Typed Letter Signed and Annotated by Einstein Discussing Quantum Theory and the Principle of General Relativity
EINSTEIN, Albert. Typed Letter Signed. Princeton, New Jersey , 1952.
This 1952 typed letter signed and annotated by Einstein is to Daniel Lipkin, an engineer and a former student of his friend David Bohm at Princeton regarding some equations he had sent to Einstein for comment. Einstein discusses that he has reason to belive that the "present quantum theory, inspite [sic] of it's many successes, is far from the truth."

"Mr. Daniel M. Lipkin 4925 Rubicam Str. Philadelphia 44, Pa.

Dear Mr. Lipkin: It is, of course, an obstacle for the testing of the theory that it is practically impossible to operate with the solution of the equations g i k. l ¤ 0 + -1 with respect to the T.

Your point of view to try to operate on the basis of certain lines analogous to the geodetical line seem to me not appropriate for reasons of principles. A relativistic theory of the total field should, according to my opinion, cannot admit singularities. Particles concentrated in a point can therefore not be used in such theory. For this reason I do not believe that any lines should play a fundamental role. The conviction that only solutions without any singularities can claim physical meaning creates a tremendous difficulty, because there are for non-linear differential equations—as far as I know—no methods to find them out systematically or even to find general theorems.

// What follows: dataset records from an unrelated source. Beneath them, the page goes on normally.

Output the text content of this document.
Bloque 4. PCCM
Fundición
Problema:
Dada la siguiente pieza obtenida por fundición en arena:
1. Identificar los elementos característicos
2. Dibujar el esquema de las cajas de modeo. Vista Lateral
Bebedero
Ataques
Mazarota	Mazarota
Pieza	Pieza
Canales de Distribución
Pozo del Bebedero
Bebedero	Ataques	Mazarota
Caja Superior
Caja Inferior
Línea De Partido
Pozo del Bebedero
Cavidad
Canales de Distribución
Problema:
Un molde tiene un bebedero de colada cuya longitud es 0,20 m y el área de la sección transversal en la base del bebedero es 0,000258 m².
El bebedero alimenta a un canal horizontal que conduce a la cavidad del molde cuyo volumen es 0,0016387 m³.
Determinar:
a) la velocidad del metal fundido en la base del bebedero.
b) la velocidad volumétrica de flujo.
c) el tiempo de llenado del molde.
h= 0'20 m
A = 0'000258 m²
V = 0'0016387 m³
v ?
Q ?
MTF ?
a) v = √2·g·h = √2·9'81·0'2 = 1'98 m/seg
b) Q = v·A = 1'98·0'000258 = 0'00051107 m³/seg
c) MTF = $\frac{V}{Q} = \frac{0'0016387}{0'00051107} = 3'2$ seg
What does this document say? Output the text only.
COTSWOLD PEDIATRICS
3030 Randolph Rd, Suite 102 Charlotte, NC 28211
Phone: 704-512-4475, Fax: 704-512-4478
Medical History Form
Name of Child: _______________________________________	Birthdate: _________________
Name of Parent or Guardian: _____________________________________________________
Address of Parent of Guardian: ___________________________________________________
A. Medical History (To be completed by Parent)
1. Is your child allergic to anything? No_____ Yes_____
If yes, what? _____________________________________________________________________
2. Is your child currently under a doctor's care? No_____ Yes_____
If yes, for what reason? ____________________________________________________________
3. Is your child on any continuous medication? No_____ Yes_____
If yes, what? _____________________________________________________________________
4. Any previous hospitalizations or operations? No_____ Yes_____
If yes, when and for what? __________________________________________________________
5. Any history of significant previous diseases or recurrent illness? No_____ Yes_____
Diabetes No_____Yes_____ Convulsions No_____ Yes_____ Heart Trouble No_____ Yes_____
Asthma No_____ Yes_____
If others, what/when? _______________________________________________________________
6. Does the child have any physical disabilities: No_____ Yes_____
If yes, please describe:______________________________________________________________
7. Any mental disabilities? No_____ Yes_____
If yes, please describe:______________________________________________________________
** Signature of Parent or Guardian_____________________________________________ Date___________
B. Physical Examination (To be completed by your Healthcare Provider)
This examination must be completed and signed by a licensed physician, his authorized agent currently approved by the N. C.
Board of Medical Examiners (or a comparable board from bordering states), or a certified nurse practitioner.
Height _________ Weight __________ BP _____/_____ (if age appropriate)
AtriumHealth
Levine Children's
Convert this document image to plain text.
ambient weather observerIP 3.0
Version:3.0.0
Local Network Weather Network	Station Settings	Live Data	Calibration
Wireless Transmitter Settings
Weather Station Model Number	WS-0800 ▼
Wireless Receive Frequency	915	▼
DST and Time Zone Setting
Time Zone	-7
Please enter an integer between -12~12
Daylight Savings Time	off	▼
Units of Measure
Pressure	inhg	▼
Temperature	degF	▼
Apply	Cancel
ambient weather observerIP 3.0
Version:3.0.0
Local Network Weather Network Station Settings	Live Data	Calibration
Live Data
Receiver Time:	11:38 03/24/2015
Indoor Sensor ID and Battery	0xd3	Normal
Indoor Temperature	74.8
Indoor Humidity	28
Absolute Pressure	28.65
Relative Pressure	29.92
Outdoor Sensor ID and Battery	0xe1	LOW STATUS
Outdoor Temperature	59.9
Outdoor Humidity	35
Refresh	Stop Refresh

I too have many reasons to believe that the present quantum theory, inspite [sic] of its many successes, is far from the truth. This theory reminds me a little of the system of delusion of an exceedingly intelligent paranoiac concocted of incoherent elements of thought. As you also seem to believe I believe it impossible to get a real insight without satisfying from the start the principle of general relativity. I feel, however, by no means sure that my own approach is the right one.

I do also not believe that the de Broglie-Bohm's approach is very hopeful. It leads, f.i., to the consequence that a particle belonging to a standing wave has no speed. This is contrary to the well-founded conviction that a nearly free particle should approximately behave according to classical mechanics. Sincerely yours, A. Einstein Albert Einstein"

"Daniel Lipkin, a Bronx, New York native, who as a self-described "awestruck 15 year-old high school student," first wrote to Einstein in 1944 and continued his correspondence with the physicist after completing his studies at Princeton (1946-1949) under Einstein's friend David Bohm. Lipkin went on to work as an electrical engineer working for Sperry Univac designing early computers, and later at American Electronic Laboratories. (Lipkin, letter to the editor, American Journal of Physics, 1981, p. 619; Obit., Philadelphia Inquirer, 29 June 2009)." (From Christie's).